“De cético, ou pelo menos tímido, o pensamento jurídico português evoluiu rapidamente para um estádio de genuíno acolhimento dos animais no coração do Direito, ao ponto de autorizar a identificação, na plenitude do seu sentido axiológico, de um novíssimo lugar dos animais no mundo do direito (que se afirmará progressivamente ao longo do século XXI como reflexo inequívoco da Humanidade)”.
Estas sugestivas palavras de Filipa Sá, Assistente da Faculdade de Direito de Coimbra, levam-nos a indagar sobre o fundamento que subjaz à proteção dos animais no nosso ordenamento jurídico.
O direito visa proteger e regular os valores que a comunidade considera mais relevantes num determinado contexto histórico e social e estes valores vão sendo constantemente alterados dada a plasticidade da vivência terrena. Mas visa também formar esses valores, quando o estado evolutivo ou civilizacional assim o exige.
Há muito que os valores ancorados na nossa comunidade reclamavam a proteção dos animais mas o positivismo moderno instalado entre nós centrou-se quase que exclusivamente no humanismo. As críticas transcendentalistas e pós-modernas vieram trazer a questão dos animais novamente ao pensamento jurídico.
Que lugar ocupam então os animais não humanos na axiologia comunitária hodierna?
A indagação não é meramente retórica se considerarmos que frequentemente somos assolados com casos de maus tratos a animais mais compatíveis com um cenário apocalíptico cinematográfico do que com a realidade.
Ora, se afirmamos que os valores comunitários determinam que os animais não humanos recebam tratamento igual à dignidade existencial de que gozam, não é despiciendo tentar encontrar o que conduz determinadas pessoas a condutas de mau trato, que não são raras – iteramos!
Desde logo nos deparamos com a própria incongruência do direito no tratamento dos animais não humanos! Reconhecendo o princípio da sua dignidade, atribui-se aos animais não humanos em Portugal um estatuto próprio mas, concomitantemente, determina-se que no que não estiver especificamente previsto, se aplica o regime das coisas.
Se partimos dos valores que uma determinada comunidade, contexto e história impõem, como podemos, ao mesmo tempo, afirmar esse valor como premente e retirar-lhe força?

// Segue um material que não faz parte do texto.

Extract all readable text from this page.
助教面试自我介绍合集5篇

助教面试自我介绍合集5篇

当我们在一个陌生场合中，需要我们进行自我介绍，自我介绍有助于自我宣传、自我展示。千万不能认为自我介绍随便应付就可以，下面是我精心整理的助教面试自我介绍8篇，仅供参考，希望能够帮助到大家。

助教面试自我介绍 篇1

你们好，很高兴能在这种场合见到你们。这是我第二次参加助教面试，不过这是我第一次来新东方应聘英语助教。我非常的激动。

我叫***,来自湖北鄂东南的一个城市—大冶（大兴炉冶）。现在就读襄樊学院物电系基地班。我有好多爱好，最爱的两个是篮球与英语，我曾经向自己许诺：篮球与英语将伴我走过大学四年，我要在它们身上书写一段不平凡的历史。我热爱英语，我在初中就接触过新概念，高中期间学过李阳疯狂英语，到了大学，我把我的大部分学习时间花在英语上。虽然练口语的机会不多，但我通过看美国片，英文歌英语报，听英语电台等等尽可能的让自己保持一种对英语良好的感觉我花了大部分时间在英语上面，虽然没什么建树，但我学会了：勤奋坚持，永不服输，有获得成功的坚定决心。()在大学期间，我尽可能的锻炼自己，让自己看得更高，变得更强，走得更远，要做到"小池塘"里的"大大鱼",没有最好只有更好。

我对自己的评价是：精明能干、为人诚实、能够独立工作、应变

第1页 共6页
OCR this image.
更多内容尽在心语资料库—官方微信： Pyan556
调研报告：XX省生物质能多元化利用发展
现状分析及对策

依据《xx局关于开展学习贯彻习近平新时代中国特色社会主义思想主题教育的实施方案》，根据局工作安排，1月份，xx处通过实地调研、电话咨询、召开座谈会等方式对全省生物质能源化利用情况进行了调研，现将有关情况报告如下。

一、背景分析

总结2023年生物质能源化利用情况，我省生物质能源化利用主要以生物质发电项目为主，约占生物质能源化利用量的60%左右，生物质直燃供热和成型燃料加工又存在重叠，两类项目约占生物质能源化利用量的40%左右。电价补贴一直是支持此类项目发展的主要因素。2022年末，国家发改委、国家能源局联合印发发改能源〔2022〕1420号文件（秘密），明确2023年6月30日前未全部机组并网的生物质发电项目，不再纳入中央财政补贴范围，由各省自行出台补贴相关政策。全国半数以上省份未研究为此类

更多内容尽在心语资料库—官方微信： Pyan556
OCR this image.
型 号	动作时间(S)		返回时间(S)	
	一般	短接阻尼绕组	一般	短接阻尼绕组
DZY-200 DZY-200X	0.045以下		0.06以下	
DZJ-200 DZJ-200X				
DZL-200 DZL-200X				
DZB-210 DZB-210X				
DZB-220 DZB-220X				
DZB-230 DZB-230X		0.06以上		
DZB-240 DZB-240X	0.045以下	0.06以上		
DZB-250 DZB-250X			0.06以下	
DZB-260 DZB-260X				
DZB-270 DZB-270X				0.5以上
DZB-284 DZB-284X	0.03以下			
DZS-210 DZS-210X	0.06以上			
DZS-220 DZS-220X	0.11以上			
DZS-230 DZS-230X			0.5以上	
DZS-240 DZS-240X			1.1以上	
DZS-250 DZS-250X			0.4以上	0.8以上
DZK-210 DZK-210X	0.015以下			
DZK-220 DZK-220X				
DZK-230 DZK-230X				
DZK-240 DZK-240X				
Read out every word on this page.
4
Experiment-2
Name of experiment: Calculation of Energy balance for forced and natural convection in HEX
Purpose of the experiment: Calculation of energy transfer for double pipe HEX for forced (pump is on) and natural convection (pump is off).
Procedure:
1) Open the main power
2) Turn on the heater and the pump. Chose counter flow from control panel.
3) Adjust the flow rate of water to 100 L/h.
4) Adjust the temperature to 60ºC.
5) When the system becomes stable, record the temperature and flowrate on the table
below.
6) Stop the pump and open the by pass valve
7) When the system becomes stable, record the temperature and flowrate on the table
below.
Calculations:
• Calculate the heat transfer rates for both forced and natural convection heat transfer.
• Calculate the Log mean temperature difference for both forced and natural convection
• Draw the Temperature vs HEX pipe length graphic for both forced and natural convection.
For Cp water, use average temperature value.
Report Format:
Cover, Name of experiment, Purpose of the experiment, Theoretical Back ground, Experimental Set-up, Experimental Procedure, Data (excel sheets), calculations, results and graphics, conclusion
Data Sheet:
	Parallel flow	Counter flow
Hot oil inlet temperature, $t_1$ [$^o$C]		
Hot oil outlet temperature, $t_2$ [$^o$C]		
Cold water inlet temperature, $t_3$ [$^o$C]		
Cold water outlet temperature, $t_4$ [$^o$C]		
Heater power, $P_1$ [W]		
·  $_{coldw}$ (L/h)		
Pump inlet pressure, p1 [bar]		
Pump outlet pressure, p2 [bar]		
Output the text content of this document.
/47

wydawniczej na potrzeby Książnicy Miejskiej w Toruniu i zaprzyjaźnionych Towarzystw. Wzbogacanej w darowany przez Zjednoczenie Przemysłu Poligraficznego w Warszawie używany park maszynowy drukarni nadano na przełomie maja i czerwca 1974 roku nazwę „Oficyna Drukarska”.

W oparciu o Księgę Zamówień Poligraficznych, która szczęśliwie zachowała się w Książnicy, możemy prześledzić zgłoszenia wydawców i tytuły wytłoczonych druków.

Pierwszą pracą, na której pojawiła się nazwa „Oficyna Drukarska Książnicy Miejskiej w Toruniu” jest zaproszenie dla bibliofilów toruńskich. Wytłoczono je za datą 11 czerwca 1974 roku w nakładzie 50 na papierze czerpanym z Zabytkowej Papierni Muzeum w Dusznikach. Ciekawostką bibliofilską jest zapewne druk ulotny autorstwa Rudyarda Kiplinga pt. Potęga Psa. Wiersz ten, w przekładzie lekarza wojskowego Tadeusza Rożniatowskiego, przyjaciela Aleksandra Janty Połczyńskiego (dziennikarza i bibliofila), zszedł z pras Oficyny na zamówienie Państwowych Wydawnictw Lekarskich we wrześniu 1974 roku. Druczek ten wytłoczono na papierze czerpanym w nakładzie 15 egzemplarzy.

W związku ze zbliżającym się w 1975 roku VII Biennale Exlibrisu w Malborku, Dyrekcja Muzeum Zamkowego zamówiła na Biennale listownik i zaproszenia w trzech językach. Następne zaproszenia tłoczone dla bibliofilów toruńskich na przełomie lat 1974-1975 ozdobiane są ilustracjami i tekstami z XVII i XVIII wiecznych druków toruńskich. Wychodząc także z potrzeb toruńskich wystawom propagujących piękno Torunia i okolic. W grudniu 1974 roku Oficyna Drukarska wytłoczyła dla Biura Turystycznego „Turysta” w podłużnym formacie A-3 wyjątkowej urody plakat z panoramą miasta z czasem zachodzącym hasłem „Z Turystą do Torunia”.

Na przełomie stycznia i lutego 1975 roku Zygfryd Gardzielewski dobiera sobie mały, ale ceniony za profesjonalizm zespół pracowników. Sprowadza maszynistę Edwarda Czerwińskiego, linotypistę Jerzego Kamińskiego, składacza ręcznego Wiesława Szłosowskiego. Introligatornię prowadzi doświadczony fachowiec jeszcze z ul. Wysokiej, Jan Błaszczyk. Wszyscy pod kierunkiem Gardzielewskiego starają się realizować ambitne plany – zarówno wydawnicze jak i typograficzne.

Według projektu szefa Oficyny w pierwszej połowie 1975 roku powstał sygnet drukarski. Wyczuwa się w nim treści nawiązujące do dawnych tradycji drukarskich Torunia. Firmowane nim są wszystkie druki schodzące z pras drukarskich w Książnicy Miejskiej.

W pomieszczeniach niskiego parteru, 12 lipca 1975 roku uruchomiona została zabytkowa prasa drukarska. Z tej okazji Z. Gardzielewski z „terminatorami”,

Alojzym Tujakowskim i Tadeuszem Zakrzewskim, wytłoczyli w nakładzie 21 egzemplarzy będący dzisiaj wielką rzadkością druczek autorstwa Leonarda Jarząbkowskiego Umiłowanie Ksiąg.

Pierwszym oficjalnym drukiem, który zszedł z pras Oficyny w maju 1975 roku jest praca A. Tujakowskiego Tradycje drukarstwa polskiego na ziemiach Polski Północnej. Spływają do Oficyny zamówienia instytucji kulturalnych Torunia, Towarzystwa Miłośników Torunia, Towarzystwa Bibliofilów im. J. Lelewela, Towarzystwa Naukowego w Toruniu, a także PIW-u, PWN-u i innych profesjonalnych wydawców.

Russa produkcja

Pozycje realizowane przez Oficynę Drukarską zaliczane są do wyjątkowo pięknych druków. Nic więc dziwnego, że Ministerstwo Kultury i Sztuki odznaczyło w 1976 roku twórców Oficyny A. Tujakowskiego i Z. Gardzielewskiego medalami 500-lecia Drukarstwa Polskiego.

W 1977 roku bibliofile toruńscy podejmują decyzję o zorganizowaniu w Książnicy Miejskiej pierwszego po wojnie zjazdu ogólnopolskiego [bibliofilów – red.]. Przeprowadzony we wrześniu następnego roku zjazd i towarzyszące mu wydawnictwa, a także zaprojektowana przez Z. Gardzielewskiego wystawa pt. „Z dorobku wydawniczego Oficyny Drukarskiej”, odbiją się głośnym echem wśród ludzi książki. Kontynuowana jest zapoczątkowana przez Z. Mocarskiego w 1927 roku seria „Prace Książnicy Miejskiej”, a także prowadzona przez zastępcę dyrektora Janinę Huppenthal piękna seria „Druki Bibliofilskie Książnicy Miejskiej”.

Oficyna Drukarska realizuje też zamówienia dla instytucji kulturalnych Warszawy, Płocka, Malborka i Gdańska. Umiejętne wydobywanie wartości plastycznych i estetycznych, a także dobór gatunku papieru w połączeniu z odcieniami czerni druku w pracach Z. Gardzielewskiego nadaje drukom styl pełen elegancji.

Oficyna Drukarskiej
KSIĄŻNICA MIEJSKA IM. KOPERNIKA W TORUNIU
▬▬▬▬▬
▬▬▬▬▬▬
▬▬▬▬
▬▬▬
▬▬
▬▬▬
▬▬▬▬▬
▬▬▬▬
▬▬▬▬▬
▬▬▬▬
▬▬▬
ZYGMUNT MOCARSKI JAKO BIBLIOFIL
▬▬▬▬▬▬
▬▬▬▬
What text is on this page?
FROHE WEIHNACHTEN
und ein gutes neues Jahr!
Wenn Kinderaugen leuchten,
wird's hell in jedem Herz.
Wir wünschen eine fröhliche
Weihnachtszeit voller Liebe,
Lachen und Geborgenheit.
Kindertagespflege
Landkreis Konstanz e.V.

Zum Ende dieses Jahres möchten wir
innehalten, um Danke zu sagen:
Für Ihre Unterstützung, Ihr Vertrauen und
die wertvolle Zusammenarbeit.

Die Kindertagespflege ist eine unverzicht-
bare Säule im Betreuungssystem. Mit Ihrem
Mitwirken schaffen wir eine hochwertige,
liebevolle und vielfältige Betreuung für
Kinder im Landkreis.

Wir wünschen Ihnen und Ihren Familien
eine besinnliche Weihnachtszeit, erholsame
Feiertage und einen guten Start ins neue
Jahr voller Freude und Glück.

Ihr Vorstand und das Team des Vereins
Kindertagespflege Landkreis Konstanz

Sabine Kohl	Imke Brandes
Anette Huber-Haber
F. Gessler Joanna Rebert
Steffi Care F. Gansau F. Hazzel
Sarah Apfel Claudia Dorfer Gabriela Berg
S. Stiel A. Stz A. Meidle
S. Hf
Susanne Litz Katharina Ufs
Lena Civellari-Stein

A regulação pelo direito pode surgir para formação da consciência axiológica-comunitária ou decorrer dessa. No caso dos animais não humanos, a alteração ao seu estatuto jurídico em Portugal ocorreu na sequência do reconhecimento de valores cuja regulação a comunidade já exigia.
Quedou por trilhar o caminho da formação da consciência da comunidade relativamente a outros valores – ainda não consensuais entre as pessoas, mas exigidos pelo estado civilizacional atual e pelo próprio fundamento teleológico subjacente à regulamentação dos direitos dos animais não humanos!
Chegaremos lá! Se há dez anos atrás era impensável o caminho já efetuado neste âmbito, o panorama de evolução dá-nos alento e confiança que o Direito continuará o seu trilho em direção à plena efetivação da dignidade dos animais não humanos!
Tal como refere a Professora Teresa Pizarro Beleza, “O Direito é um mundo estranho. Subjuga e liberta, confina e abre horizontes, cria identidades e destrói-as.”.